Le sujet de ce tableau est connu : un groupe d’hommes insurgés fusillés par les troupes de Napoléon lors de l’occupation espagnole.
Un premier terme déjà : résistance. Un deuxième aussi : territoire…
Les deux groupes se font face , comme dans un dialogue impossible, deux lignes de forces, l’une organisée, rigide, celle des soldats, l’autre disloquée, celle des fusillés. Ces deux lignes occupent l’espace comme une frise, s’étendant de gauche à droite du tableau, horizontalité.
Horizontalité qui se retrouve souvent dans les travaux d’Alix Delmas, qui renvoient aussi aux frises antiques, aux bas-reliefs, la vidéo « Dialogues » ….
Deux éléments marquants.
Le premier, cet homme, à genoux, chemise blanche, en opposition à la ligne sombre des soldats, vus de dos. Opposition entre obscurité et clarté, ombre et lumière. La lumière crée ici un parcours qui nous mène de l’arrière-plan, ce ciel obscur et cette ville dominée par ce clocher, seule verticalité, avec les bras levés au ciel du personnage principal de ce tableau : l’homme immaculé, point focal, que l’on devinera bientôt, affaissé, souillé par son sang, comme ce cadavre allongé sur le sol, à ses côtés…

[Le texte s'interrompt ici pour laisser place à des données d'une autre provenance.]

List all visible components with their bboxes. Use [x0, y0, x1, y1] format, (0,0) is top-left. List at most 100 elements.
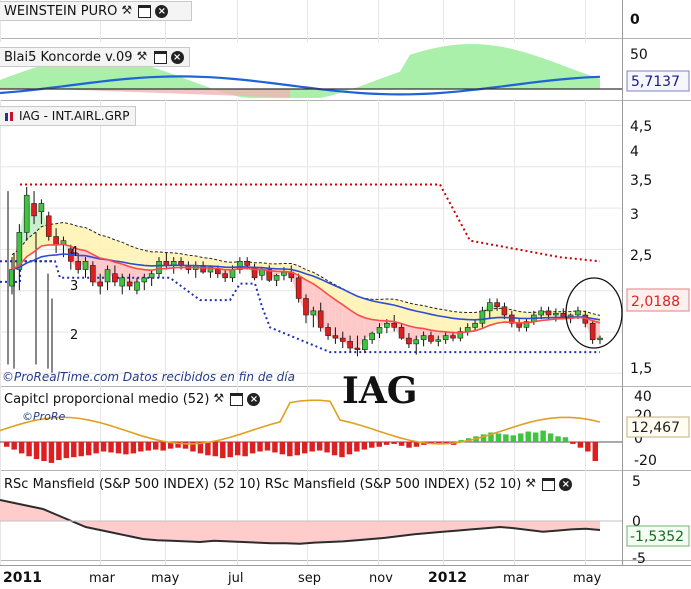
capital-bar — [547, 433, 554, 442]
capital-axis-label: 40 — [634, 389, 652, 405]
wrench-icon[interactable] — [137, 50, 150, 64]
wrench-icon[interactable] — [213, 392, 226, 406]
candle — [589, 322, 596, 341]
weinstein-axis-label: 0 — [630, 12, 640, 28]
price-axis-label: 3 — [630, 207, 639, 223]
capital-bar — [63, 442, 70, 459]
candle — [391, 322, 398, 328]
koncorde-last-value-box — [626, 70, 690, 92]
wrench-icon[interactable] — [121, 4, 134, 18]
koncorde-blue-line — [0, 75, 601, 96]
capital-bar — [383, 442, 390, 445]
price-last-value-box — [626, 288, 690, 312]
price-axis-label: 4 — [630, 144, 639, 160]
candle — [148, 273, 155, 279]
candle — [317, 310, 324, 328]
capital-panel-header: Capitcl proporcional medio (52) × — [0, 389, 265, 409]
candlestick-icon — [4, 111, 15, 122]
highlight-circle — [565, 277, 623, 349]
price-ma-fill — [350, 310, 358, 350]
close-icon[interactable]: × — [155, 4, 169, 18]
capital-line — [0, 399, 601, 445]
window-icon[interactable] — [153, 50, 167, 64]
candle — [347, 341, 353, 349]
candle — [23, 194, 30, 233]
window-icon[interactable] — [138, 4, 152, 18]
capital-bar — [287, 442, 293, 457]
mansfield-axis-label: -5 — [632, 551, 646, 567]
candle — [523, 321, 530, 328]
capital-bar — [100, 442, 107, 452]
x-axis-label: 2011 — [3, 570, 42, 585]
candle — [545, 310, 552, 316]
capital-bar — [93, 442, 99, 454]
capital-bar — [480, 434, 487, 442]
candle — [538, 310, 545, 316]
candle — [134, 281, 140, 291]
capital-bar — [78, 442, 84, 457]
candle — [281, 271, 287, 276]
capital-bar — [585, 442, 591, 452]
capital-title: Capitcl proporcional medio (52) — [4, 391, 210, 407]
capital-bar — [510, 435, 517, 442]
capital-bar — [339, 442, 345, 458]
capital-bar — [41, 442, 47, 461]
window-icon[interactable] — [230, 392, 244, 406]
price-inner-label: 2 — [70, 328, 78, 343]
koncorde-title: Blai5 Koncorde v.09 — [4, 49, 133, 65]
capital-bar — [302, 442, 308, 454]
candle — [45, 215, 52, 237]
capital-bar — [503, 434, 509, 442]
resistance-dotted-line — [20, 183, 601, 263]
candle — [82, 260, 89, 270]
capital-bar — [324, 442, 330, 453]
close-icon[interactable]: × — [170, 50, 184, 64]
candle — [266, 269, 273, 281]
capital-bar — [48, 442, 55, 463]
close-icon[interactable]: × — [559, 477, 573, 491]
capital-bar — [18, 442, 25, 454]
capital-bar — [115, 442, 122, 454]
window-icon[interactable] — [542, 477, 556, 491]
candle — [141, 277, 148, 283]
price-ma-fill — [416, 327, 424, 340]
weinstein-panel-header: WEINSTEIN PURO × — [0, 1, 192, 21]
capital-bar — [361, 442, 368, 450]
x-axis-label: mar — [503, 571, 530, 585]
price-title: IAG - INT.AIRL.GRP — [19, 109, 130, 123]
price-axis-label: 3,5 — [630, 173, 652, 189]
x-axis-label: nov — [369, 571, 393, 585]
close-icon[interactable]: × — [247, 392, 261, 406]
capital-bar — [272, 442, 278, 453]
price-inner-label: 3 — [70, 279, 78, 294]
price-ma-fill — [129, 266, 137, 287]
x-axis-label: may — [151, 571, 180, 585]
upper-dashed-line — [11, 221, 601, 316]
candle — [450, 335, 456, 339]
resistance-band-fill — [12, 222, 600, 333]
capital-watermark: ©ProRe — [22, 410, 66, 423]
candle — [479, 310, 486, 324]
candle — [119, 277, 126, 287]
capital-bar — [354, 442, 360, 452]
capital-bar — [562, 437, 569, 442]
capital-bar — [197, 442, 204, 454]
ma-red-line — [11, 243, 601, 334]
wrench-icon[interactable] — [525, 477, 538, 491]
candle — [354, 347, 361, 350]
capital-bar — [175, 442, 181, 448]
capital-bar — [190, 442, 196, 452]
capital-bar — [138, 442, 144, 452]
candle — [104, 269, 111, 283]
price-axis-label: 1,5 — [630, 361, 652, 377]
candle — [237, 260, 243, 270]
capital-bar — [436, 442, 442, 443]
candle — [273, 275, 280, 281]
candle — [575, 310, 581, 316]
koncorde-green-area — [0, 44, 600, 98]
price-ma-fill — [335, 299, 343, 342]
capital-bar — [555, 436, 561, 442]
capital-bar — [71, 442, 77, 458]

Deuxième élément, cette lanterne, objet géométrisé, disproportionné, planté là, incongru presque, qui distribue la lumière à toute la scène. Elément disruptif, pourtant nécessaire à la vision, qui crée une ligne, une frontière entre les protagonistes.

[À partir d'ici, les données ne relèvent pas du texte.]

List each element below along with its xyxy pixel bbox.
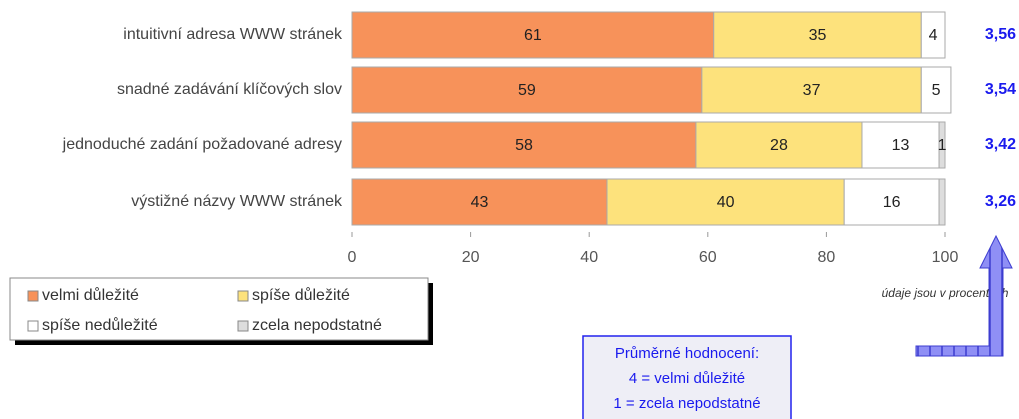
category-label: snadné zadávání klíčových slov: [117, 81, 342, 98]
bar-segment: [351, 121, 697, 169]
category-label: intuitivní adresa WWW stránek: [123, 26, 343, 43]
legend-label: velmi důležité: [42, 286, 139, 304]
score-label: 3,56: [985, 26, 1016, 43]
bar-segment: [351, 66, 703, 114]
x-tick-label: 40: [580, 249, 598, 266]
annotation: údaje jsou v procentech: [882, 286, 1009, 300]
note-line: Průměrné hodnocení:: [615, 345, 759, 362]
value-label: 13: [892, 137, 910, 154]
bar-segment: [938, 178, 946, 226]
legend-label: zcela nepodstatné: [252, 317, 382, 334]
bar-segment: [606, 178, 845, 226]
legend-swatch: [237, 320, 249, 332]
note-line: 1 = zcela nepodstatné: [613, 395, 760, 412]
legend-label: spíše nedůležité: [42, 316, 158, 334]
value-label: 61: [524, 27, 542, 44]
bar-segment: [695, 121, 863, 169]
note-line: 4 = velmi důležité: [629, 370, 745, 387]
bar-segment: [920, 66, 952, 114]
x-tick-label: 0: [348, 249, 357, 266]
legend-label: spíše důležité: [252, 286, 350, 304]
value-label: 28: [770, 137, 788, 154]
category-label: jednoduché zadání požadované adresy: [62, 136, 342, 153]
x-tick-label: 80: [818, 249, 836, 266]
bar-segment: [713, 11, 922, 59]
value-label: 37: [803, 82, 821, 99]
legend-swatch: [27, 290, 39, 302]
note-box: [582, 335, 792, 419]
legend-swatch: [237, 290, 249, 302]
bar-segment: [861, 121, 940, 169]
legend-swatch: [27, 320, 39, 332]
x-tick-label: 60: [699, 249, 717, 266]
bar-segment: [351, 178, 608, 226]
value-label: 40: [717, 194, 735, 211]
score-label: 3,42: [985, 136, 1016, 153]
category-label: výstižné názvy WWW stránek: [131, 193, 343, 210]
value-label: 43: [471, 194, 489, 211]
score-label: 3,26: [985, 193, 1016, 210]
bar-segment: [938, 121, 946, 169]
value-label: 5: [932, 82, 941, 99]
x-tick-label: 20: [462, 249, 480, 266]
value-label: 16: [883, 194, 901, 211]
value-label: 58: [515, 137, 533, 154]
arrow: [915, 234, 1013, 357]
bar-segment: [920, 11, 946, 59]
score-label: 3,54: [985, 81, 1016, 98]
value-label: 59: [518, 82, 536, 99]
bar-segment: [701, 66, 922, 114]
value-label: 4: [929, 27, 938, 44]
legend-box: [9, 277, 429, 341]
bar-segment: [843, 178, 940, 226]
value-label: 1: [938, 137, 947, 154]
value-label: 35: [809, 27, 827, 44]
x-tick-label: 100: [932, 249, 959, 266]
bar-segment: [351, 11, 715, 59]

Frontières, limites, franchissements, transgressions, dépassements,… Résistance(s) là encore… Territoires aussi à conquérir, à abolir…

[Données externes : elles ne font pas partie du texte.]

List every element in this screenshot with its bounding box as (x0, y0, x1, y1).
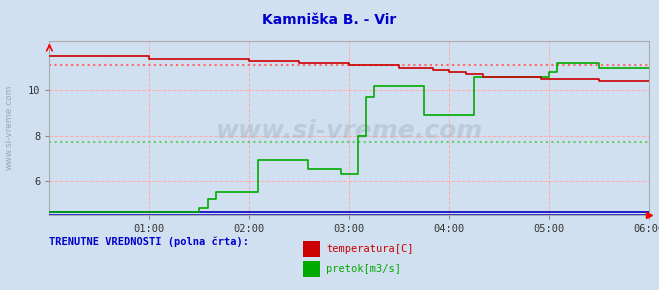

La série des « Sisters », anodine ? : gémellité marquée sous le signe de l’ombre provoquée par une lumière zénithale qui traverse des gélatines de couleurs. « Sisters », ennemies, comme ces hommes liés par un destin tragique, parallèles comme ces lignes sous tension crées par le conflit… « Sisters » comme tentative d’élévation, de gagner en hauteur, de défier la pesanteur… Mais la part d’ombre qui nous rattache à notre condition rôde et ne nous lâche pas dans le trouble flou et aquatique…. Ne pas se fier aux apparences…
Comme ces jambes dans « Bacchanales », qui arpentent comme des géants, un sol aux montagnes minuscules, tentative d’élévation, de perturber l’échelle du monde, verticalité… Rappel aux temps immémoriaux des titans ?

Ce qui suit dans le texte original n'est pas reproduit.